Are there still outstanding concerns with merging this? Uma proposed a call 
above, and I think that's the next step if we still need to reach consensus.

> Storage Policy Satisfier in Namenode
> ------------------------------------
>
>                 Key: HDFS-10285
>                 URL: https://issues.apache.org/jira/browse/HDFS-10285
>             Project: Hadoop HDFS
>          Issue Type: New Feature
>          Components: datanode, namenode
>    Affects Versions: HDFS-10285
>            Reporter: Uma Maheswara Rao G
>            Assignee: Uma Maheswara Rao G
>         Attachments: HDFS-10285-consolidated-merge-patch-00.patch, 
> HDFS-10285-consolidated-merge-patch-01.patch, 
> HDFS-10285-consolidated-merge-patch-02.patch, 
> HDFS-10285-consolidated-merge-patch-03.patch, 
> HDFS-SPS-TestReport-20170708.pdf, 
> Storage-Policy-Satisfier-in-HDFS-June-20-2017.pdf, 
> Storage-Policy-Satisfier-in-HDFS-May10.pdf, 
> Storage-Policy-Satisfier-in-HDFS-Oct-26-2017.pdf
>
>
> Heterogeneous storage in HDFS introduced the concept of storage policy. These 
> policies can be set on directory/file to specify the user preference, where 
> to store the physical block. When user set the storage policy before writing 
> data, then the blocks could take advantage of storage policy preferences and 
> stores physical block accordingly. 
> If user set the storage policy after writing and completing the file, then 
> the blocks would have been written with default storage policy (nothing but 
> DISK). User has to run the ‘Mover tool’ explicitly by specifying all such 
> file names as a list. In some distributed system scenarios (ex: HBase) it 
> would be difficult to collect all the files and run the tool as different 
> nodes can write files separately and file can have different paths.
> Another scenarios is, when user rename the files from one effected storage 
> policy file (inherited policy from parent directory) to another storage 
> policy effected directory, it will not copy inherited storage policy from 
> source. So it will take effect from destination file/dir parent storage 
> policy. This rename operation is just a metadata change in Namenode. The 
> physical blocks still remain with source storage policy.

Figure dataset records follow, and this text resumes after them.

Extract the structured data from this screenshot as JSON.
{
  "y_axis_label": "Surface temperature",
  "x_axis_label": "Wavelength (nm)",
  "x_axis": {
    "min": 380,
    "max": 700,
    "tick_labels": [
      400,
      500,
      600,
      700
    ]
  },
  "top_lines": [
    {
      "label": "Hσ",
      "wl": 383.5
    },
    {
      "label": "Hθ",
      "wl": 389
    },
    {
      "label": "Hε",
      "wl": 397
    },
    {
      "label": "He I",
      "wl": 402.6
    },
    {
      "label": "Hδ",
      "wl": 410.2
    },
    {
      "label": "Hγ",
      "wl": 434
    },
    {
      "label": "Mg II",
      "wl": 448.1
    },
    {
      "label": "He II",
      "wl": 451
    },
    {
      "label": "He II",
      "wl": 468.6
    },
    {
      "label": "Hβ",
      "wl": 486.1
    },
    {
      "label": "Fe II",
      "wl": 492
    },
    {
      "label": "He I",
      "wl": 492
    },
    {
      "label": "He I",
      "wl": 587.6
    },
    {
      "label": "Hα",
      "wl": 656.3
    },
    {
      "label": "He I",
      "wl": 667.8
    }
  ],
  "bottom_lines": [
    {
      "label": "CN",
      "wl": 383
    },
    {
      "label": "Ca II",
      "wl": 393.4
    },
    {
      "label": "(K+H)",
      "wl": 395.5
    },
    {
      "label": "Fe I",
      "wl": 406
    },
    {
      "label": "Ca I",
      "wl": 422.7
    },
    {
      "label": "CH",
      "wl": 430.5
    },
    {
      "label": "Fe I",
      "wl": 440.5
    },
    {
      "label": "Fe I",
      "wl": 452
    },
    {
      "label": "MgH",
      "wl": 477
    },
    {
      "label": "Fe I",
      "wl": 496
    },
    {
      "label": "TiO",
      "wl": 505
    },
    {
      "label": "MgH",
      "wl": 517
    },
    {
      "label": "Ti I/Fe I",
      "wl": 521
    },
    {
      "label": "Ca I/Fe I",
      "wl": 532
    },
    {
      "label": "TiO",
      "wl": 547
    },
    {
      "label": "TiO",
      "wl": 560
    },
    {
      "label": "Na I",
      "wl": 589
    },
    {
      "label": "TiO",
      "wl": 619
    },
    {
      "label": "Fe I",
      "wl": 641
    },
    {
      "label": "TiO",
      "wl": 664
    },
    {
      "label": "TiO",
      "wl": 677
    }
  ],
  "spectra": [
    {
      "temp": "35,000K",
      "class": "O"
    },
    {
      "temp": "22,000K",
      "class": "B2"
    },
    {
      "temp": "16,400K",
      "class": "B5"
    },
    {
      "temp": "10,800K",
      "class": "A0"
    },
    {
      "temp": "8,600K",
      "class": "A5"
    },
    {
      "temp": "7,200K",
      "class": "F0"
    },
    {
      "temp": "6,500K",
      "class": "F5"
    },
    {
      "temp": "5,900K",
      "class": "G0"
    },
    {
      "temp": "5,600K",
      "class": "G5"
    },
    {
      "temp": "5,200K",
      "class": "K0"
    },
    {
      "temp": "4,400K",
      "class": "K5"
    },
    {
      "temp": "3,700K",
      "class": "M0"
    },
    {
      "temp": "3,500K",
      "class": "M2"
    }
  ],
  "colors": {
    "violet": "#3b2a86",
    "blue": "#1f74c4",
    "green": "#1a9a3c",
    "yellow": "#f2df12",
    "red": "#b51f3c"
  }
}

> So, Tracking all such business logic based file names could be difficult for 
> admins from distributed nodes(ex: region servers) and running the Mover tool. 
> Here the proposal is to provide an API from Namenode itself for trigger the 
> storage policy satisfaction. A Daemon thread inside Namenode should track 
> such calls and process to DN as movement commands. 
> Will post the detailed design thoughts document soon.